Flow: Frontend -> Your Proxy -> Vapi API -> Response -> Frontend

Never expose your private API key in the browser. Keep it on your server and read it from environment variables.
For public web clients, consider using JWT authentication to further restrict client capabilities.

Frontend setup

frontend.js
1import Vapi from '@vapi-ai/web';
2
3const vapi = new Vapi('your-token', 'https://your-proxy.com');
4// Second parameter is your backend/proxy service URL. Without this, calls route to Vapi API directly.
5
6vapi.start({
7 userId: 'customer123',
8 assistantType: 'sales-coach',
9 // Send any custom data your backend needs
10});

The frontend passes only non-sensitive context (e.g., userId, assistant type). Your backend selects the actual assistant configuration and authenticates to Vapi.
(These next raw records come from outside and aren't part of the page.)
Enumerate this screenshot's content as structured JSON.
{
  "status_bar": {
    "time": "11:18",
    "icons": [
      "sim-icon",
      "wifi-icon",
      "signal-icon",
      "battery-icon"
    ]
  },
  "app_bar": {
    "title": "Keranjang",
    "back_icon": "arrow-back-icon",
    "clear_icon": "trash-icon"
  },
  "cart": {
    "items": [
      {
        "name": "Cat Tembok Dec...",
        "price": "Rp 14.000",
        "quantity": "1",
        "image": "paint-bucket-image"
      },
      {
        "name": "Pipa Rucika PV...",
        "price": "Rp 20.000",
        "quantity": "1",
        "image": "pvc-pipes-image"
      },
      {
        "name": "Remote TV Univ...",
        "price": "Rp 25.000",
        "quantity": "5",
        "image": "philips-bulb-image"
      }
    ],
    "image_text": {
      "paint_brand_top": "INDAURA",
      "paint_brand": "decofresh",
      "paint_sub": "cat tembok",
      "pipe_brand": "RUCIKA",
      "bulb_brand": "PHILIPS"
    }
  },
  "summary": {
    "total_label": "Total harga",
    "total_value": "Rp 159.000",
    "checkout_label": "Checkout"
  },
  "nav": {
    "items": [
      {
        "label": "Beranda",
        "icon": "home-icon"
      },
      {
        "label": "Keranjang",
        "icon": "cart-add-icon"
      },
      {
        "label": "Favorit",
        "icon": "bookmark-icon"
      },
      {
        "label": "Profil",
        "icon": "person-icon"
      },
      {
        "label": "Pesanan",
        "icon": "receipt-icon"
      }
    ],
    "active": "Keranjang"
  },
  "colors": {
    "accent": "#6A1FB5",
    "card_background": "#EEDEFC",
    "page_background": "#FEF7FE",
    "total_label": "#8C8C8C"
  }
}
Backend proxy server (example)

cloudflare-worker.js
1export default {
2 async fetch(request, env, ctx) {
3 const url = new URL(request.url);
4
5 // Basic CORS support (adjust origins/headers to your needs)
6 const corsHeaders = {
7 'Access-Control-Allow-Origin': '*',
8 'Access-Control-Allow-Methods': 'POST, OPTIONS',
9 'Access-Control-Allow-Headers': 'Content-Type, Authorization'
10 };
11
12 if (request.method === 'OPTIONS') {
13 return new Response(null, { status: 204, headers: corsHeaders });
14 }
15
16 // Handle Vapi API calls
17 if (url.pathname.startsWith('/call')) {
18 try {
19 const { userId, assistantType, ...rest } = await request.json();
20 const assistantConfig = getAssistantConfig(userId, assistantType, rest);
21
22 const response = await fetch(`https://api.vapi.ai${url.pathname}`, {
23 method: 'POST',
24 headers: {
25 Authorization: `Bearer ${env.VAPI_API_KEY}`,
26 'Content-Type': 'application/json',
27 },
28 body: JSON.stringify(assistantConfig),
29 });
30
31 return new Response(response.body, {
32 status: response.status,
33 headers: { 'Content-Type': 'application/json', ...corsHeaders },
34 });
35 } catch (error) {
36 return new Response(JSON.stringify({ error: 'Proxy error', details: String(error) }), {
37 status: 500,
38 headers: { 'Content-Type': 'application/json', ...corsHeaders },
39 });
40 }
41 }
42
43 return new Response('Proxy running', { headers: corsHeaders });
44 },
45};
46
47function getAssistantConfig(userId, assistantType) {
48 if (assistantType === 'existing') {
49 return { assistantId: 'YOUR_ASSISTANT_ID' };
50 }
51
52 return {
53 assistant: {
54 // Your transient assistant config here
55 },
56 };
57}
1

Extract custom data from the request

Parse and validate the fields your frontend sends (e.g., userId, assistantType), plus any other context you need.

2

Map to assistant configuration

Choose a permanent assistant ID or build a transient assistant configuration based on the request.

3

Call Vapi and return the response

Authenticate to Vapi with your server-side API key and stream/forward the response to the client.

Result: Secure calls with configs and secrets hidden on your backend.